La suspicion envers la Chine demeure forte au Vietnam, notamment parce que les deux pays se disputent deux îles en mer de Chine méridionale. À la fin du mois de juillet, le secrétaire d’État Mike Pompeo s’est rendu en Asie du Sud-Est pour vanter l’alternative au TPP du gouvernement de Trump, une « vision économique indopacifique » promettant un plus grand engagement économique fondé sur les principes de « liberté et d’ouverture » et dirigé par des sociétés américaines.

Dans le même temps, au Vietnam, le porte-parole de l’ambassade américaine, Pope Thrower, a déclaré que le gouvernement américain maintenait son « engagement de longue date de travailler avec des partenaires officiels et non gouvernementaux pour faire progresser les droits des travailleurs au Vietnam ».

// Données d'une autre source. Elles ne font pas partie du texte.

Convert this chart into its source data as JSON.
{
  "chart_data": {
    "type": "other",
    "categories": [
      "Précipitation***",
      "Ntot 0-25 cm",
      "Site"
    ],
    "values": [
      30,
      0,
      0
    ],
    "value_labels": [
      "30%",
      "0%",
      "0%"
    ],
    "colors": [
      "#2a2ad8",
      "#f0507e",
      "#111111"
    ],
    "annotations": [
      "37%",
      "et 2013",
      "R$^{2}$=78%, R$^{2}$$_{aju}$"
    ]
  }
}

Mais Minh Hanh, la militante syndicale, voit les choses un peu différemment. Elle est reconnaissante du soutien des États-Unis qui l’a aidée à se libérer de la peine de sept ans de prison en 2014, mais se sent désormais seule. « Le fait que les États-Unis accordent moins d’attention aux syndicats rend ma tâche d’activiste un peu plus difficile », a-t-elle déclaré. “Mais nous, militants, ne nous retirerons jamais et n’abandonnerons jamais les combats, avec ou sans le soutien américain.”